Last reviewed: May 1, 2018 ~4 min read

According to Songchuan Chen’s essay, “An Information War Waged by Merchants and Missionaries at Canton: The Society for the Diffusion of Useful Knowledge in China, 1834-1839,” while the increased ability to disseminate mass printed materials had notable effects within Europe, it also had a substantive impact upon the ways in which Europeans interacted with foreigners. The Qing Dynasty in China met with considerable resistance when it attempted to create protective trade barriers to prevent the facilitation of opium trade between itself and Europe. Of course, this eventually resulted in the decisive military conflict, ending in a victory of British economic interests.
But even before that, the British engaged in a war for Chinese hearts and minds. As noted by Chen, in British thought and writing, it was assumed that the Chinese regarded the British as uncultured barbarians, although this was a highly schematic view of how the Chinese actually perceived the outside world. This resulted in the establishment of the Society for the Diffusion of Useful Knowledge in China (1834-1839), a society which, of course, considered useful knowledge the type that would support a highly Eurocentric worldview. A good example of the perspective of the society was its attempt to “teach the Chinese that the world was more than the Middle Kingdom…and that foreigners were not barbarians” (Chen 1713). The Society framed the conflict between the Chinese leadership and the West as that of ignorance versus experience, rather than addressed the genuine potential security concerns of the Chinese.
It should be noted, however, that the Society did research the book market within China to better understand what the Chinese were actually reading, including the Yellow Calendar (a kind of almanac) and Collections of Useful Information (Chen 1715). The Qing Dynasty had placed a ban on all foreign publications and ultimately all material of the society had to be printed in Singapore. Regardless, the fact that the Qing had aggressively worked to prevent foreigners from gaining control over the hearts and minds of the populace through its regulation of the book trade highlights the extent to which it took the threat of European intellectual propaganda quite seriously. Chinese booksellers were likewise prohibited from disseminating books published by foreigners, which meant that the Society, despite its secular mission, was forced to adopt a similar method as European missionaries and personally disseminate copies of their material on a one-on-one basis. The fact that it was willing to do so is again testimony to the power of printed material.

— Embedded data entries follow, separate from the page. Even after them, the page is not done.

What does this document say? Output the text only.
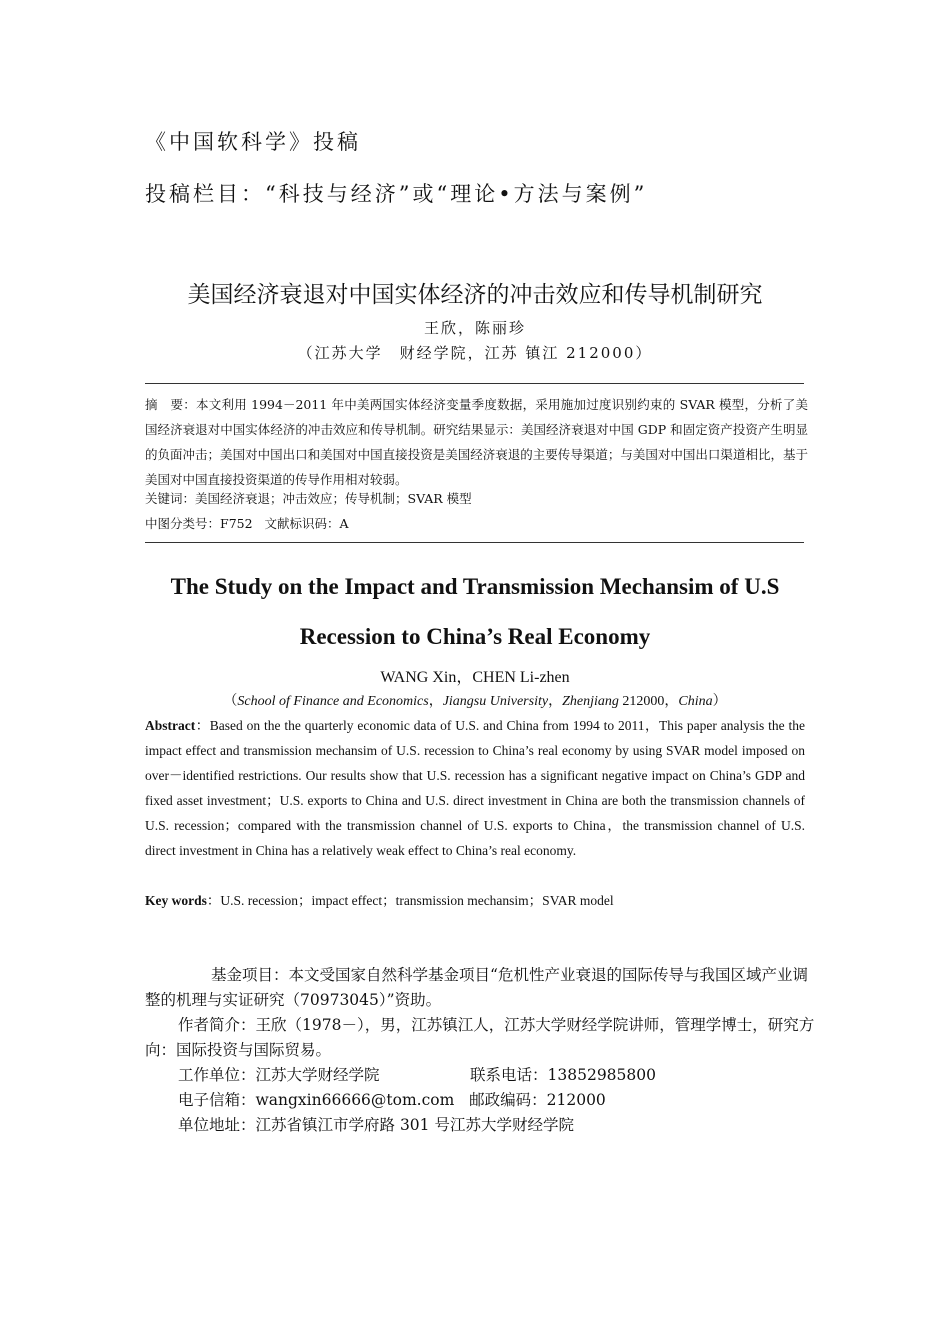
《中国软科学》投稿
投稿栏目：“科技与经济”或“理论•方法与案例”
美国经济衰退对中国实体经济的冲击效应和传导机制研究
王欣，陈丽珍
（江苏大学　财经学院，江苏 镇江 212000）
摘　要：本文利用 1994－2011 年中美两国实体经济变量季度数据，采用施加过度识别约束的 SVAR 模型，分析了美国经济衰退对中国实体经济的冲击效应和传导机制。研究结果显示：美国经济衰退对中国 GDP 和固定资产投资产生明显的负面冲击；美国对中国出口和美国对中国直接投资是美国经济衰退的主要传导渠道；与美国对中国出口渠道相比，基于美国对中国直接投资渠道的传导作用相对较弱。
关键词：美国经济衰退；冲击效应；传导机制；SVAR 模型
中图分类号：F752 文献标识码：A
The Study on the Impact and Transmission Mechansim of U.S
Recession to China’s Real Economy
WANG Xin，CHEN Li-zhen
（School of Finance and Economics，Jiangsu University，Zhenjiang 212000，China）
Abstract：Based on the the quarterly economic data of U.S. and China from 1994 to 2011，This paper analysis the the impact effect and transmission mechansim of U.S. recession to China’s real economy by using SVAR model imposed on over－identified restrictions. Our results show that U.S. recession has a significant negative impact on China’s GDP and fixed asset investment；U.S. exports to China and U.S. direct investment in China are both the transmission channels of U.S. recession；compared with the transmission channel of U.S. exports to China，the transmission channel of U.S. direct investment in China has a relatively weak effect to China’s real economy.
Key words：U.S. recession；impact effect；transmission mechansim；SVAR model
基金项目：本文受国家自然科学基金项目“危机性产业衰退的国际传导与我国区域产业调整的机理与实证研究（70973045）”资助。
作者简介：王欣（1978－），男，江苏镇江人，江苏大学财经学院讲师，管理学博士，研究方向：国际投资与国际贸易。
工作单位：江苏大学财经学院	联系电话：13852985800
电子信箱：wangxin66666@tom.com 邮政编码：212000
单位地址：江苏省镇江市学府路 301 号江苏大学财经学院
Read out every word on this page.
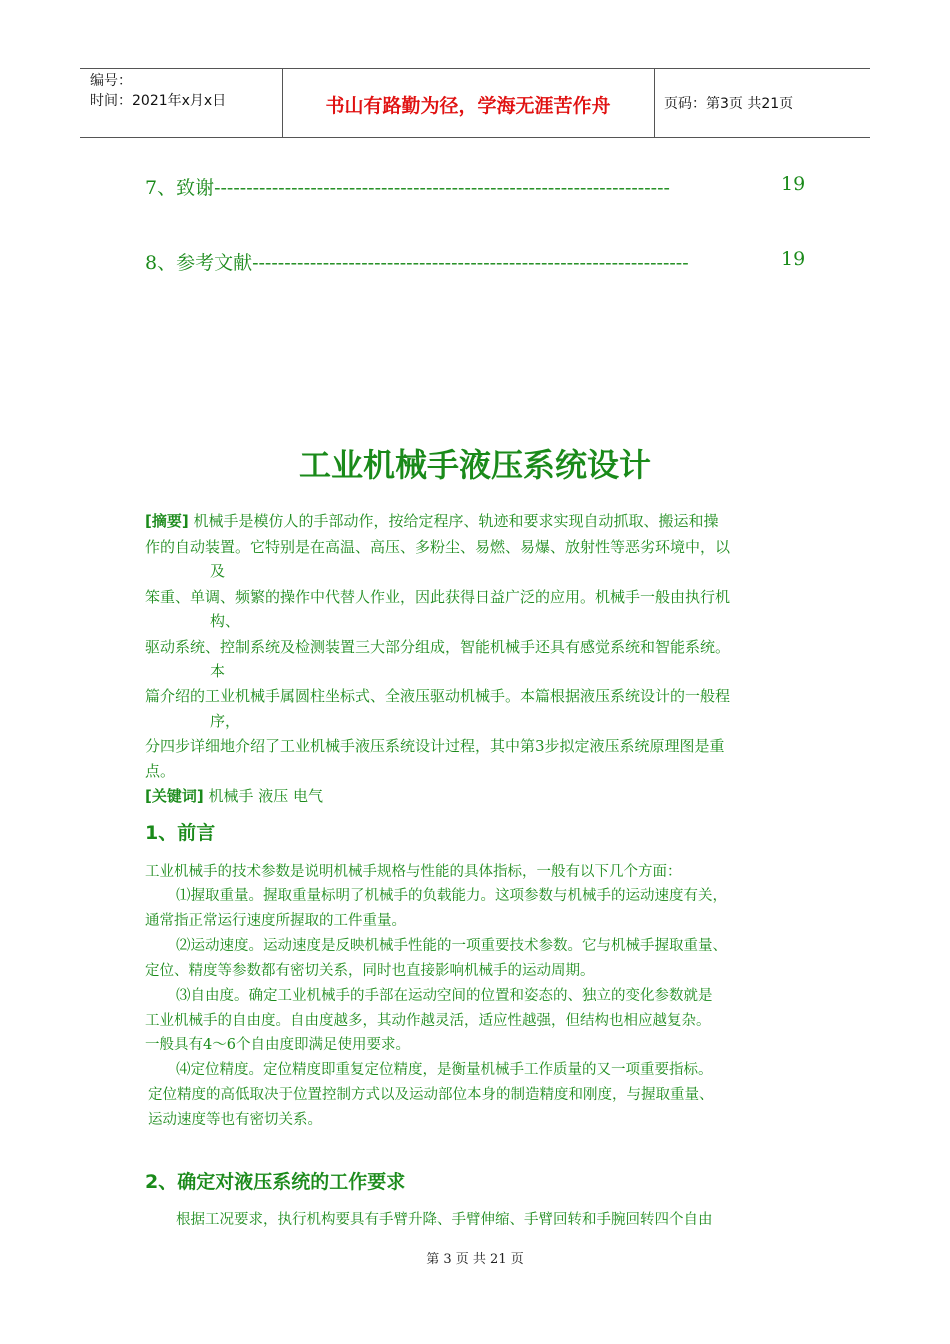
编号：
时间：2021年x月x日	书山有路勤为径，学海无涯苦作舟	页码：第3页 共21页
7、致谢-----------------------------------------------------------------------	19
8、参考文献--------------------------------------------------------------------	19
工业机械手液压系统设计
[摘要] 机械手是模仿人的手部动作，按给定程序、轨迹和要求实现自动抓取、搬运和操
作的自动装置。它特别是在高温、高压、多粉尘、易燃、易爆、放射性等恶劣环境中，以
及
笨重、单调、频繁的操作中代替人作业，因此获得日益广泛的应用。机械手一般由执行机
构、
驱动系统、控制系统及检测装置三大部分组成，智能机械手还具有感觉系统和智能系统。
本
篇介绍的工业机械手属圆柱坐标式、全液压驱动机械手。本篇根据液压系统设计的一般程
序，
分四步详细地介绍了工业机械手液压系统设计过程，其中第3步拟定液压系统原理图是重
点。
[关键词] 机械手 液压 电气
1、前言
工业机械手的技术参数是说明机械手规格与性能的具体指标，一般有以下几个方面：
⑴握取重量。握取重量标明了机械手的负载能力。这项参数与机械手的运动速度有关，
通常指正常运行速度所握取的工件重量。
⑵运动速度。运动速度是反映机械手性能的一项重要技术参数。它与机械手握取重量、
定位、精度等参数都有密切关系，同时也直接影响机械手的运动周期。
⑶自由度。确定工业机械手的手部在运动空间的位置和姿态的、独立的变化参数就是
工业机械手的自由度。自由度越多，其动作越灵活，适应性越强，但结构也相应越复杂。
一般具有4～6个自由度即满足使用要求。
⑷定位精度。定位精度即重复定位精度，是衡量机械手工作质量的又一项重要指标。
定位精度的高低取决于位置控制方式以及运动部位本身的制造精度和刚度，与握取重量、
运动速度等也有密切关系。
2、确定对液压系统的工作要求
根据工况要求，执行机构要具有手臂升降、手臂伸缩、手臂回转和手腕回转四个自由
第 3 页 共 21 页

Some of the earliest Society publications included histories of the world and histories of England, again framed from a very European perspective to ostensibly educate the ignorant Chinese. Even maps became a tool in the intellectual war, as maps of the world were used to replace those which depicted China found in the Yellow Calendar. Again, this underlines the European belief that Western dominance was so obvious and so unquestioning, that only ignorance of the West could explain such a worldview, not a difference of opinion. The attempts to control the book trade reflects an unquestioned Eurocentric worldview that resisted all potentially competing epistemological viewpoints.
The Society was ultimately a curious mix of motivations. It contained opium merchants, so it had obviously self-interested economic motives to influence the Chinese in favor of the West. Yet it also funded missionary efforts. Regardless, its interests were Eurocentric in nature and shows how the history of printed material and books was used to advance the interests of colonialism and knowledge in a very biased and self-interested rather than dispassionate manner.
Works Cited
Chen, Songchuan. “An Information War Waged by Merchants and Missionaries at Canton: The Society for the Diffusion of Useful Knowledge in China, 1834-1839.” Modern Asian Studies, 46. 6 (2012), 1705-1735.